The saints are Christians who’ve died and are now alive with Christ in heaven. That’s it. They’re not a separate category of super-believers. They’re members of the Church who’ve finished the race and won.
But let’s back up. When St. Paul wrote his letters, he addressed them to “the saints” in Corinth or Ephesus. He meant all the baptized Christians there. Every Orthodox Christian is a saint in that basic sense, someone set apart for God’s purposes, brought into the Body of Christ through baptism. We’re all called to be holy because God is holy.
When we talk about “the saints” in our usual way, though, we mean something more specific. We mean men and women who lived lives of extraordinary holiness, who cooperated with God’s grace so fully that they became what we’re all supposed to become. They achieved theosis, union with God. The Church has recognized their holiness and now asks their prayers.
Think of St. Ignatius of Antioch, one of our own. He was bishop here in the first century, knew the Apostle John personally, and was thrown to wild animals in Rome for refusing to deny Christ. Or St. Thecla, who heard St. Paul preach and gave up everything to follow Christ. Or St. Simeon the Stylite, who lived on top of a pillar in the Syrian desert for thirty-seven years, praying. These aren’t myths. These are real people who lived in our region, and their lives changed the world.
The saints aren’t dead. That’s the thing people miss. Christ destroyed death. When St. Paul wrote “to live is Christ, to die is gain,” he meant it. The saints are more alive now than they were before. They see God face to face. They’re part of the Church triumphant while we’re still the Church militant down here, but we’re all one Body.
So we ask their prayers the same way you’d ask your grandmother to pray for you. Actually, we ask their prayers more confidently because they’re closer to God than your grandmother is. They’re standing right there in His presence. When the Book of Revelation shows the elders in heaven offering up the prayers of the saints on earth like incense, that’s not poetry. That’s what’s happening.
Some folks get nervous about this. They think we’re worshipping saints or treating them like gods. We’re not. Worship belongs to God alone, Father, Son, and Holy Spirit. What we give the saints is honor, respect, veneration. We honor them the way you’d honor your parents or a war hero, but infinitely more so because of what Christ has done in them. When we venerate an icon of St. George or St. Mary of Egypt, we’re honoring the person depicted and thanking God for the work He did in their lives.
The Theotokos holds a special place among the saints. She’s the Mother of God, the one who gave her flesh to Christ so the Word could become man. We honor her above all other saints, but we don’t worship her. She’d be horrified at the thought. She’s the first Christian, the first to say yes to God’s plan, and she prays for us constantly.
How does someone become recognized as a saint? Sometimes it happens immediately. When St. Simeon died up on that pillar, people built churches around the site right away.
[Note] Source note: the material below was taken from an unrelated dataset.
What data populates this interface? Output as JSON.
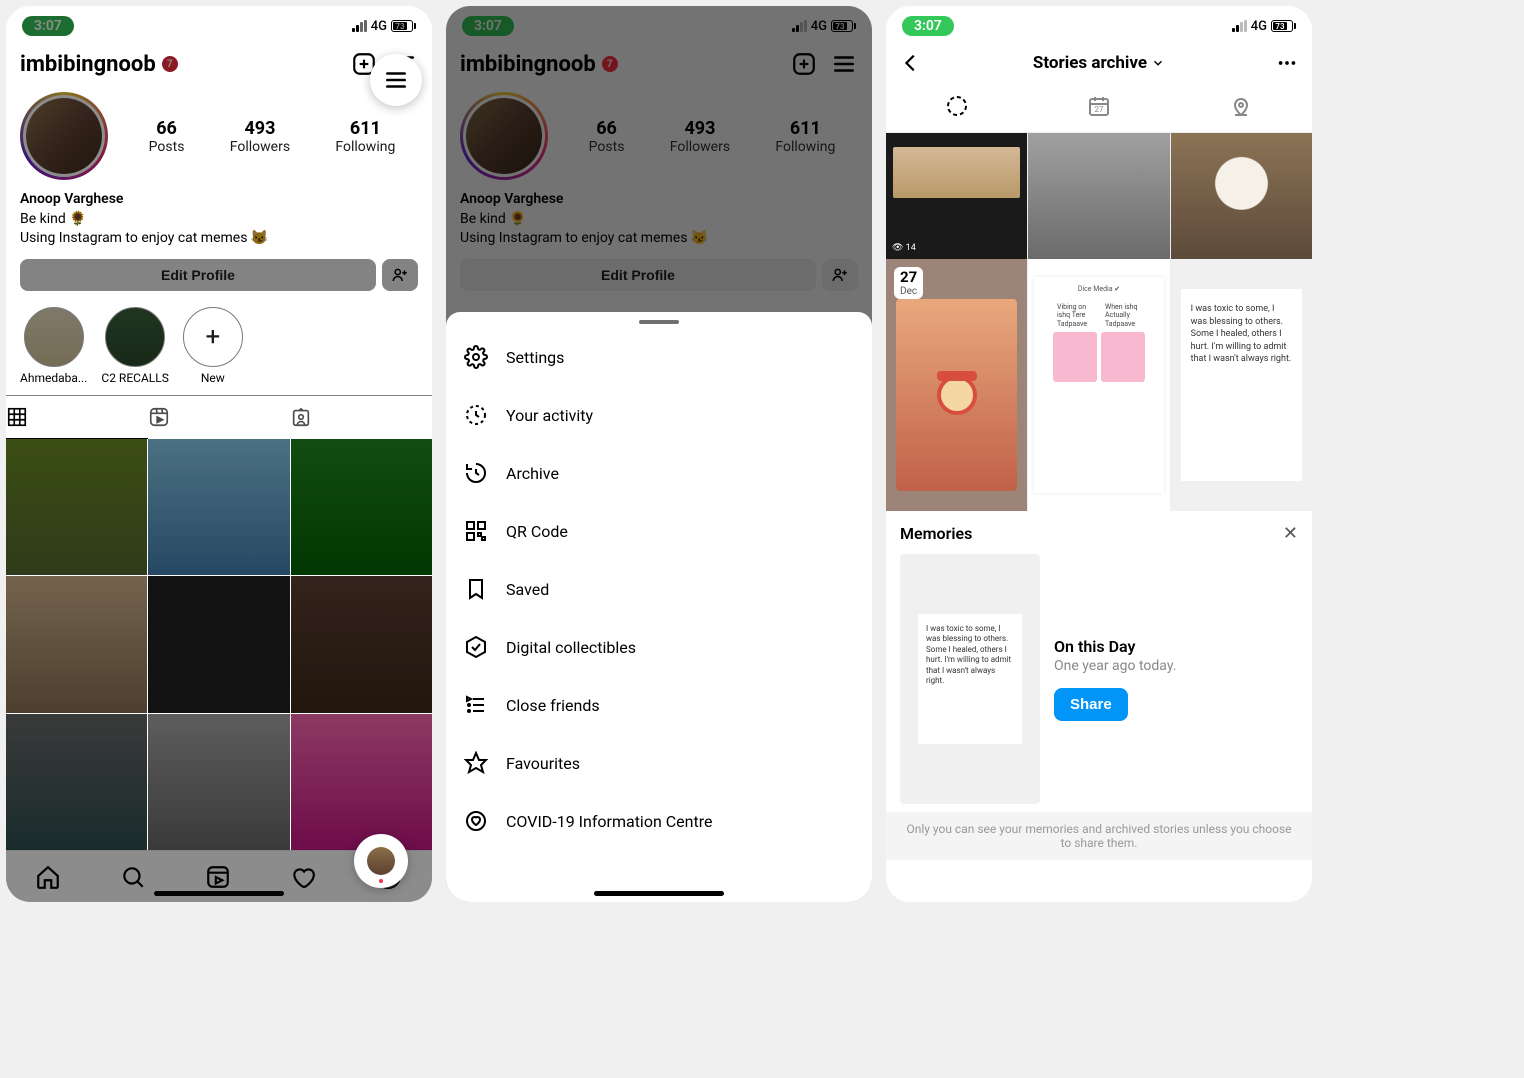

They knew. Other times it takes longer. The Church watches, listens, sees if there are miracles, if people are helped by this person’s prayers, if their life bears fruit. Eventually, if it’s clear God has glorified this person, the Church formally recognizes what’s already obvious.
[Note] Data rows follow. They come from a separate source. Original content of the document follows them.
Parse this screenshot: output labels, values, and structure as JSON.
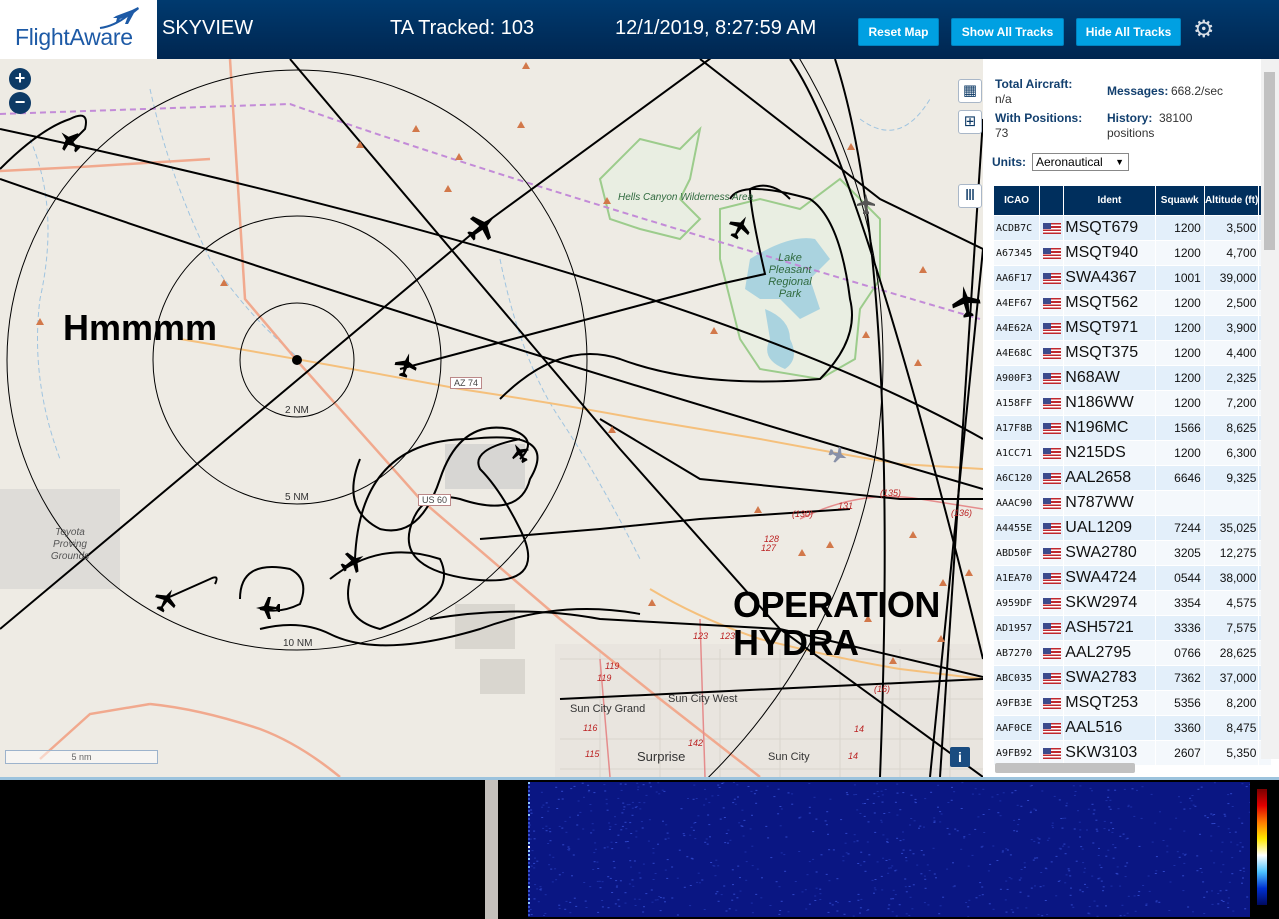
{
  "header": {
    "logo_text": "FlightAware",
    "app_title": "SKYVIEW",
    "tracked": "TA Tracked: 103",
    "clock": "12/1/2019, 8:27:59 AM",
    "buttons": {
      "reset": "Reset Map",
      "show_all": "Show All Tracks",
      "hide_all": "Hide All Tracks"
    },
    "settings_icon": "gear-icon",
    "brand_color": "#002f5d",
    "button_color": "#00a0e2"
  },
  "map": {
    "annotations": {
      "hmm": "Hmmmm",
      "operation": "OPERATION HYDRA"
    },
    "range_rings": [
      "2 NM",
      "5 NM",
      "10 NM"
    ],
    "scale": "5 nm",
    "places": {
      "hells_canyon": "Hells Canyon Wilderness Area",
      "lake_pleasant": "Lake Pleasant Regional Park",
      "toyota": "Toyota Proving Grounds",
      "sun_city_grand": "Sun City Grand",
      "sun_city_west": "Sun City West",
      "surprise": "Surprise",
      "sun_city": "Sun City"
    },
    "road_badges": {
      "az74": "AZ 74",
      "us60": "US 60"
    },
    "road_numbers": [
      "(135)",
      "131",
      "(130)",
      "(136)",
      "128",
      "127",
      "123",
      "123",
      "119",
      "119",
      "116",
      "115",
      "142",
      "14",
      "14",
      "(16)",
      "16"
    ],
    "controls": {
      "zoom_in": "+",
      "zoom_out": "−",
      "info": "i"
    }
  },
  "sidebar": {
    "total_aircraft_label": "Total Aircraft:",
    "total_aircraft_value": "n/a",
    "with_positions_label": "With Positions:",
    "with_positions_value": "73",
    "messages_label": "Messages:",
    "messages_value": "668.2/sec",
    "history_label": "History:",
    "history_value": "38100",
    "history_unit": "positions",
    "units_label": "Units:",
    "units_value": "Aeronautical",
    "columns": [
      "ICAO",
      "",
      "Ident",
      "Squawk",
      "Altitude (ft)"
    ],
    "rows": [
      {
        "icao": "ACDB7C",
        "ident": "MSQT679",
        "squawk": "1200",
        "alt": "3,500",
        "trend": "▼"
      },
      {
        "icao": "A67345",
        "ident": "MSQT940",
        "squawk": "1200",
        "alt": "4,700",
        "trend": ""
      },
      {
        "icao": "AA6F17",
        "ident": "SWA4367",
        "squawk": "1001",
        "alt": "39,000",
        "trend": ""
      },
      {
        "icao": "A4EF67",
        "ident": "MSQT562",
        "squawk": "1200",
        "alt": "2,500",
        "trend": ""
      },
      {
        "icao": "A4E62A",
        "ident": "MSQT971",
        "squawk": "1200",
        "alt": "3,900",
        "trend": "▲"
      },
      {
        "icao": "A4E68C",
        "ident": "MSQT375",
        "squawk": "1200",
        "alt": "4,400",
        "trend": "▼"
      },
      {
        "icao": "A900F3",
        "ident": "N68AW",
        "squawk": "1200",
        "alt": "2,325",
        "trend": "▼"
      },
      {
        "icao": "A158FF",
        "ident": "N186WW",
        "squawk": "1200",
        "alt": "7,200",
        "trend": "▲"
      },
      {
        "icao": "A17F8B",
        "ident": "N196MC",
        "squawk": "1566",
        "alt": "8,625",
        "trend": "▲"
      },
      {
        "icao": "A1CC71",
        "ident": "N215DS",
        "squawk": "1200",
        "alt": "6,300",
        "trend": ""
      },
      {
        "icao": "A6C120",
        "ident": "AAL2658",
        "squawk": "6646",
        "alt": "9,325",
        "trend": "▼"
      },
      {
        "icao": "AAAC90",
        "ident": "N787WW",
        "squawk": "",
        "alt": "",
        "trend": ""
      },
      {
        "icao": "A4455E",
        "ident": "UAL1209",
        "squawk": "7244",
        "alt": "35,025",
        "trend": ""
      },
      {
        "icao": "ABD50F",
        "ident": "SWA2780",
        "squawk": "3205",
        "alt": "12,275",
        "trend": "▼"
      },
      {
        "icao": "A1EA70",
        "ident": "SWA4724",
        "squawk": "0544",
        "alt": "38,000",
        "trend": ""
      },
      {
        "icao": "A959DF",
        "ident": "SKW2974",
        "squawk": "3354",
        "alt": "4,575",
        "trend": "▼"
      },
      {
        "icao": "AD1957",
        "ident": "ASH5721",
        "squawk": "3336",
        "alt": "7,575",
        "trend": "▼"
      },
      {
        "icao": "AB7270",
        "ident": "AAL2795",
        "squawk": "0766",
        "alt": "28,625",
        "trend": "▲"
      },
      {
        "icao": "ABC035",
        "ident": "SWA2783",
        "squawk": "7362",
        "alt": "37,000",
        "trend": ""
      },
      {
        "icao": "A9FB3E",
        "ident": "MSQT253",
        "squawk": "5356",
        "alt": "8,200",
        "trend": ""
      },
      {
        "icao": "AAF0CE",
        "ident": "AAL516",
        "squawk": "3360",
        "alt": "8,475",
        "trend": "▼"
      },
      {
        "icao": "A9FB92",
        "ident": "SKW3103",
        "squawk": "2607",
        "alt": "5,350",
        "trend": "▼"
      }
    ]
  }
}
We’ve got saints from every walk of life. Married people and monastics. Bishops and peasants. Scholars and illiterates. Some were martyred. Some lived to old age. Some were royalty. Some were slaves. What they share is that they let God transform them completely. They became what Adam was supposed to be before the Fall.
Here in Southeast Texas, this might seem foreign. Most of y’all grew up hearing that you just need to accept Jesus as your personal Lord and Savior, and that’s that. We believe something different. We believe salvation is a process, a healing, a transformation. The saints show us what that looks like when it’s complete. They’re not unreachable. They’re examples. St. Paul himself said “imitate me as I imitate Christ.” That’s what the saints are for.
On Sundays when we sing “All you saints of God, intercede for us,” we’re acknowledging that we’re surrounded by a great cloud of witnesses. Your patron saint, whose name you’ll take at chrismation, isn’t just a nice tradition. That’s a real person who’s going to pray for you for the rest of your life and beyond. Get to know them. Read their life. Talk to them.
The saints prove that this faith works. It’s not just theory. It’s not just ancient history. These are people who became fully human by becoming united to God. And if you stick around, if you keep coming to Liturgy, if you fast and pray and confess and commune, you’ll start to understand that you’re becoming part of their family. You’re joining a company that stretches back two thousand years and forward into eternity.